De combien d'âmes la population de Dallas a-t-elle grandi en seulement deux ans ? Même si - dans cette zone périphérique - on le sent peut-être moins, les quartiers d'affaires sont en train de prendre les couleurs du centre économique majeur que cette ville deviendra. La 'croissance', le 'progrès', la 'consommation des ménages', le 'PIB' et 'l'influence internationale' sont autant de concepts qui malmènent nos consciences de proto-hippies. Tout comme la ségrégation ou les inégalités de toutes sortes, presque assumées par notre Amérique de 1963.


La violence du retour a été particulièrement rude, il y a maintenant trois mois.


J'ai vu les 'Enfants du Destin' mettre plus d'une semaine avant d'oser franchir les grilles du domaine pour le ravitaillement, se mettre à craindre le monde extérieur, se replier encore plus sur leur communauté. Je les ai vus se faire tatouer les mains par dizaines, et s'accrocher aux Védas pop ou R&B. Je les ai vus se mettre à teindre tous leurs vêtements en bleu-Tiffany, marque dont Beyoncé sera un jour l'égérie, simplement parce que Klaus l'a qualifiée d'iconique au détour d'un déjeuner. Leur dévotion est joyeuse, mais aveugle. Juste avant le départ à San Francisco, il n'avait même plus besoin de leur citer le moindre couplet spirituel : pour avoir la paix, il les faisait 'communier avec la musique' en sifflant une note au hasard. N'importe laquelle.

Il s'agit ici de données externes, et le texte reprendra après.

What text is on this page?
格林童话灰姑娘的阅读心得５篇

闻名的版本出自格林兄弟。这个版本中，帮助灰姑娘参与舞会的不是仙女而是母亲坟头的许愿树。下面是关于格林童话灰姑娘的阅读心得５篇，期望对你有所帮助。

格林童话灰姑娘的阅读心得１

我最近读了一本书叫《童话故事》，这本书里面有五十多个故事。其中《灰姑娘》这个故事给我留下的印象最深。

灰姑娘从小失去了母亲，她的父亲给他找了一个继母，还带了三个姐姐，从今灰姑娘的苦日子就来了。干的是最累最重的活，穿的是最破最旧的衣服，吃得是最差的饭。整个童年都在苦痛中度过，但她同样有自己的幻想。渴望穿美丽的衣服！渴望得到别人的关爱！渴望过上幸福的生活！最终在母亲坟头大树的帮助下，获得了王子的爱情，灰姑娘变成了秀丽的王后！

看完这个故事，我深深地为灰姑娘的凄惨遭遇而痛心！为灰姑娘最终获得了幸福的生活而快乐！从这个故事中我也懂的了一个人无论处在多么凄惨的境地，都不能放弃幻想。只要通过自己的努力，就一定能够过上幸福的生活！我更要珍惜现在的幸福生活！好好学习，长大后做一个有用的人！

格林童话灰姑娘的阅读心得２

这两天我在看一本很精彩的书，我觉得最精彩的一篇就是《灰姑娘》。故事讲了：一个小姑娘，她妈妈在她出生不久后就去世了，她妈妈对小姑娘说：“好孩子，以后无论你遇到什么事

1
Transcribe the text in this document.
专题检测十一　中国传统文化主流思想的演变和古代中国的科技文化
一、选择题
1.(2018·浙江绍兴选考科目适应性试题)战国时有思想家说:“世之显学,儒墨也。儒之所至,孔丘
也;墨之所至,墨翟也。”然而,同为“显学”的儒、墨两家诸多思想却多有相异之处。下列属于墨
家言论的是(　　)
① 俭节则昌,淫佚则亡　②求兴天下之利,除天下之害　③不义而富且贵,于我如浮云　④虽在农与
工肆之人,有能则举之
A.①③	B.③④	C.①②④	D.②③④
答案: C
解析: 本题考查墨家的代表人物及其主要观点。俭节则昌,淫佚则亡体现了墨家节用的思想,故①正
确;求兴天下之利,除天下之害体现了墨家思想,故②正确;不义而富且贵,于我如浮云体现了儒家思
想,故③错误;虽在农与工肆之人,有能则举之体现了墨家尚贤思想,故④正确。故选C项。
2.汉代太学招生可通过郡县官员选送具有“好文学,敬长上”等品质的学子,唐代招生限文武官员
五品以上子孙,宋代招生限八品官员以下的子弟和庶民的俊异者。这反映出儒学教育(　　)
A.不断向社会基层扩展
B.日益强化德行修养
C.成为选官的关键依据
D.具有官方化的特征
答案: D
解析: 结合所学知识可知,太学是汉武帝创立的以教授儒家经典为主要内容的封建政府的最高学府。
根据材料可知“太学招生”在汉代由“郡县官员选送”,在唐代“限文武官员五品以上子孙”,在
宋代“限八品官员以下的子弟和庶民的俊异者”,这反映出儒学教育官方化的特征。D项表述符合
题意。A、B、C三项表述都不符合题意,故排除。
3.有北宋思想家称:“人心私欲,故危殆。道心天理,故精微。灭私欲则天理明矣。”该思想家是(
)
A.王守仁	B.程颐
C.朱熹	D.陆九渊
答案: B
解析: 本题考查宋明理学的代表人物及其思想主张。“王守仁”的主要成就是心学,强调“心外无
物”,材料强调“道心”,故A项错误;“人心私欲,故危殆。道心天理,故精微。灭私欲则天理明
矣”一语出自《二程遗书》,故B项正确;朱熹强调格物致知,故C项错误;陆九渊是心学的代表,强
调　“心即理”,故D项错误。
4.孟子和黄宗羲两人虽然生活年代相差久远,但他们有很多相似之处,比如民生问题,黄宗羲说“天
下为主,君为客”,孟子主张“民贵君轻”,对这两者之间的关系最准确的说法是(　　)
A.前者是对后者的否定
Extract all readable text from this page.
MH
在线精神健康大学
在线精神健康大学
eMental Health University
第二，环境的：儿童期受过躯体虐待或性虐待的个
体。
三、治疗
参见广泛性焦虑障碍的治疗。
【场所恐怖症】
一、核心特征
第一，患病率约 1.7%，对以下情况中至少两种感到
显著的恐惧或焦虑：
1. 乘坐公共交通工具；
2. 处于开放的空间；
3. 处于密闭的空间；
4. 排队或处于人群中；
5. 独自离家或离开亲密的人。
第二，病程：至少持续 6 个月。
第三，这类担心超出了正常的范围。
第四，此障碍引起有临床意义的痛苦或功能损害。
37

Je ne pense pas qu'il ait conscience d'être devenu un gourou, mais je crois qu'il a compris que préfèrerais revivre l'apocalypse plutôt de continuer à contempler ça.


L'atmosphère est celle du vendredi, dans les ruelles modestes ralliant les bas quartiers aux trottoirs d'Avon Street. Deux gars qui passaient se sont déjà permis de m'indiquer que la moitié de mon ascendance ne leur plaisait pas, et je me suis permise de leur glisser que leurs ancêtres à eux auraient sûrement honte de les savoir aussi cons. J'ai conscience du fait que - à la différence de bien des gens à qui ils s'en prennent - je peux me rendre intangible, invisible, puis me téléporter loin d'eux. Je ne crains pas grand chose à leur répondre, à la différence de beaucoup. Il est aisé de prendre des risques, lorsqu'on n'encourt rien. Mais puisque je le peux : alors ma petite insulte sera aussi au nom de tous ceux qui sont obligés de se taire.


Je traverse en face de Rosati and Sons : la maison de Wayne Wilson est toute proche, derrière le cinéma Avon. Le vieux pépiniériste n'a jamais vraiment quitté ma mémoire, même pendant nos pérégrinations. Avec Jill, en avril, j'ai pu procéder aux semis de la plupart des graines de sa sacoche, au côté de rangées de soucis d'Inde rapportés de Varanasi. Sur les parterres du Manoir, qui se pareront bientôt d'or pendant plusieurs mois. Kitty, qui reste pour s'occuper de sa santé, veillera à ce que ses jardiniers en prennent soin. Sa santé décline objectivement. Je ne crois pas qu'elle soit certaine de les voir fleurir, au delà de la fin du printemps.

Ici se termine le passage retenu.